Vluit, vluit. My storie is uit.

Friday 5 May 2017

Half Way Here (Third Time Lucky)

For the third time in five years, I find myself half way through a pregnancy. In what as been a real whirlwind of events, it's rather funny how slowly things seem to be going this time around. Anyway.

We are now in the 21st week, and this morning we went for the big anomaly scan and check up. It was significant for a number of reasons. First off, having only seen a midwife so far, this was our first scan of the baby. Secondly, it's that big scan where you check everything, including whether there are boy or girlie bits. And thirdly, we had to take Zac along.

Turns out this little one is doing wonderfully. We had a glowing report of perfect development, good movement and healthy growth. And Zac was in awe. While his eyes were glued to the screen, taking in every detail of his newest sibling, his mouth did not stop talking (over the sonographer), asking a million questions. One of those questions was about the baby's gender.

Now for some context: Zac has been saying - for about a year now - that he's going to get a sister (note: this was before I was pregnant), and that God told him so (so admittedly I laughed a bit when I saw the test).

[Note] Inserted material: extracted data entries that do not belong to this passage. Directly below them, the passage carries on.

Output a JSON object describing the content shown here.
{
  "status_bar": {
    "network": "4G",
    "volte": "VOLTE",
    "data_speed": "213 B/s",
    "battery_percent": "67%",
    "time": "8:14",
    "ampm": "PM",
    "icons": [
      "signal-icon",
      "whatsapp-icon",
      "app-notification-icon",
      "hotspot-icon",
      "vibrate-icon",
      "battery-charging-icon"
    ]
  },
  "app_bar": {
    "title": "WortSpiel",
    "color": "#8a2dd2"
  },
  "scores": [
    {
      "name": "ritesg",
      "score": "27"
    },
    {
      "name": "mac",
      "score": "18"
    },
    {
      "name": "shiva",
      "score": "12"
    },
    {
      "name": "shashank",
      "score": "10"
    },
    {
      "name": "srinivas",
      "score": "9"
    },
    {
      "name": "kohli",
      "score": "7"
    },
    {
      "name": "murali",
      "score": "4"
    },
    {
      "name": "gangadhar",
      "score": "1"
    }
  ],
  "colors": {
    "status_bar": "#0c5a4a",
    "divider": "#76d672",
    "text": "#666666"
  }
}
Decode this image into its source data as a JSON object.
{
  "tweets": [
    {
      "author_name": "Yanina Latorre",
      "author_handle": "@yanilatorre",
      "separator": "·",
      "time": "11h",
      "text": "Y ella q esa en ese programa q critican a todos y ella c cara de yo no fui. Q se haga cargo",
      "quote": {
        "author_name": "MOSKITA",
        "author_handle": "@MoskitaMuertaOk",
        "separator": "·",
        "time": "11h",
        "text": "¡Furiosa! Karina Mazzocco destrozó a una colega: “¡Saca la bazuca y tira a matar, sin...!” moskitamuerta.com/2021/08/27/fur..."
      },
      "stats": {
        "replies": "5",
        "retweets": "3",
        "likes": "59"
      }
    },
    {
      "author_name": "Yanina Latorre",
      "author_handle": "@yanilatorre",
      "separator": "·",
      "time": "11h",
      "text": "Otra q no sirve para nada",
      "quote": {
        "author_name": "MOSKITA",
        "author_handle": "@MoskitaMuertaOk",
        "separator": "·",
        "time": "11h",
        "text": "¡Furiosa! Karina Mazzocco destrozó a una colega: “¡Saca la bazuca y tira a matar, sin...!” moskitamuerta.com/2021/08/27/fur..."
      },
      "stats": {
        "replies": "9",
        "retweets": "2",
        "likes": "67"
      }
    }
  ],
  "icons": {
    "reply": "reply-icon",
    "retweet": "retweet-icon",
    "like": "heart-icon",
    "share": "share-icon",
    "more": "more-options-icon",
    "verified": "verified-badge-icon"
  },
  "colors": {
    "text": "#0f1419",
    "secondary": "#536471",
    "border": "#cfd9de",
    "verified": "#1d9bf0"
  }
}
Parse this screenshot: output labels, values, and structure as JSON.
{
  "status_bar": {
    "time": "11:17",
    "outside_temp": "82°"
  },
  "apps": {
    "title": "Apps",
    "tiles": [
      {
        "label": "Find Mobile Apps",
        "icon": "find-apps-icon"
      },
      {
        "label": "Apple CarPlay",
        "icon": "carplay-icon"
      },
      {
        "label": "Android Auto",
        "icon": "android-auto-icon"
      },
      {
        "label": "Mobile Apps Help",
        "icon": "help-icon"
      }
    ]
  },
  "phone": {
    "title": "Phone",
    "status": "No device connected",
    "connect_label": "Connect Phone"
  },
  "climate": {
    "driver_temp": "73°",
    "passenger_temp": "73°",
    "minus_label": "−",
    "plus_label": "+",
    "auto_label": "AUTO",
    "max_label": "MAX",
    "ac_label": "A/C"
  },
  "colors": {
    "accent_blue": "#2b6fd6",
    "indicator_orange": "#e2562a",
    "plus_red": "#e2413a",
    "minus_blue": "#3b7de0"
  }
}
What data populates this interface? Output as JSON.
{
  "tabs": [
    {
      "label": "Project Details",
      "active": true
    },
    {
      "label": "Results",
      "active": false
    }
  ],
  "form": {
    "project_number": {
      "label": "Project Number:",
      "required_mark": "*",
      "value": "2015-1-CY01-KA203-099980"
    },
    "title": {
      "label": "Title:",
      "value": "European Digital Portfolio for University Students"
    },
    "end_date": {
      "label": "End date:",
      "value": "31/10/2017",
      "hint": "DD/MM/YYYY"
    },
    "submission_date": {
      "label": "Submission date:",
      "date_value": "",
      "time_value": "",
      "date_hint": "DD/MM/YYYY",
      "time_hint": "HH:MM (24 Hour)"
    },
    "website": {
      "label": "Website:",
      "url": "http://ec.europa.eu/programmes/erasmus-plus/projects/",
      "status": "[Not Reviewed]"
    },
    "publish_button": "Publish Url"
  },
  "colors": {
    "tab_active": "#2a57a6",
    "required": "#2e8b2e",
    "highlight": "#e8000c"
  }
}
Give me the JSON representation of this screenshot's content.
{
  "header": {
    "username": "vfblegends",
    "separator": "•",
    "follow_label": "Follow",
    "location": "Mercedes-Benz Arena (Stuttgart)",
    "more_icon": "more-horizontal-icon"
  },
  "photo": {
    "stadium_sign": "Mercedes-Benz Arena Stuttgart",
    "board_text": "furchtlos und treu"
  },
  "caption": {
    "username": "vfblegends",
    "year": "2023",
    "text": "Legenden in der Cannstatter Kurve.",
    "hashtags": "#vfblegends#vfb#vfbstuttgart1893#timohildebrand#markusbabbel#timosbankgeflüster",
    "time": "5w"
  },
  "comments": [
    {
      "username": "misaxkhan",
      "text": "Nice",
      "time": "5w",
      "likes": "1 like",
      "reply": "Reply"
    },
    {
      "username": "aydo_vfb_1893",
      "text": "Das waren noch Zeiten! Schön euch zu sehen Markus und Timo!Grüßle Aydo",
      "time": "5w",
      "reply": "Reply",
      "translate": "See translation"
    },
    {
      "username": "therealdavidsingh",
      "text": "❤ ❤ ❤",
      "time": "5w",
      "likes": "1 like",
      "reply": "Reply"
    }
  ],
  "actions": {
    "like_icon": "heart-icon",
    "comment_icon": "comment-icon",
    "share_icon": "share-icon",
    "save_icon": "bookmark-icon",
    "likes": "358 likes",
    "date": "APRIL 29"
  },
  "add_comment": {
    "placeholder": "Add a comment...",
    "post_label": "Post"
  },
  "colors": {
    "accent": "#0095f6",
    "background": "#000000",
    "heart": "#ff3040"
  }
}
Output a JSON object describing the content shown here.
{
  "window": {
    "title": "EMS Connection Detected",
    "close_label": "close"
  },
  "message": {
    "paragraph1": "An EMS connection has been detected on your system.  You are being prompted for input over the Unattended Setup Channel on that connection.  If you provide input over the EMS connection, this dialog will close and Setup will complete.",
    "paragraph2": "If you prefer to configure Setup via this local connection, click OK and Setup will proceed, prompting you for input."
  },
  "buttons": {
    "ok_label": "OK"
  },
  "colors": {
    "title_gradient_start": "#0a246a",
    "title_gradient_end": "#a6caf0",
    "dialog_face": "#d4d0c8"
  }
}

When I explained to him that there's a 50% chance he may get another brother and asked him how he'd feel about that, he didn't miss a beat, and simply replied, "we can throw him in the bin". So that's been something we've had to work on for a while, and I thought we were getting somewhere until he cried last night about having to come to the scan today, saying, "I just know it's going to be another boy".

Needless to say, we have not found out the gender. We are hoping the excitement of the moment will override any potential disappointment.

So with four months to go, I can confidently say we are getting excited. The movements - and ever enlarging belly (who knew a small baby needed so much room?) - are making everything feel so much more real, and I am so looking forward to share those experiences with Zac and Sam who have already affectionately named their new sibling Jellyfish.

Jellyfish at 20+ weeks, looking exactly like Zac and Sam did!


September can't actually come soon enough!

Tuesday 2 May 2017

#catchup: CT Cycle Tour Juniors

I have recently drawn the conclusion that, based on the number of incomplete posts I have in my drafts here, I'm going to have to do some #catchup posts in which, although the information is literally months old, I can still post it on the blog without anyone missing it (which is what would happen if I slotted it into the correct time sequence).

Below is a photo update of CT Cycle Tour Juniors which, as it turned out, was the only CT event this year. As usual, the kids were super keen to participate, and eagerly dressed up in superhero regalia in keep with this year's theme. We had a record 8 Hendricks/Klaasen origin kids (and far too few adults to supervise them), but still managed to have a great time!

In the bus on the way to the event

Penny Bear, Zac's class teddy, race ready

It may have been a little early for these racers who went first

They held hands the entire way!


Jellyfish (in utero) and I got exercise too


Impatiently waiting for his race

Chuffed with her medal

All ready at the start line, on any and every type of wheels

Ready, Set, Go!


Penny Bear in tow


Some of the festivities at the event

A mandatory post-race (and lunch) ice cream en route home

Ice Cream happiness!

What a day! As chaotic as it always is, it's also always a lot of fun. And next year will be the real test - when we have a child in every age group!

ps. Jorja was also there, but not present for many photos as she was exploring with Lexi and Gabby, and raced on her own, without a co-pilot or photographer!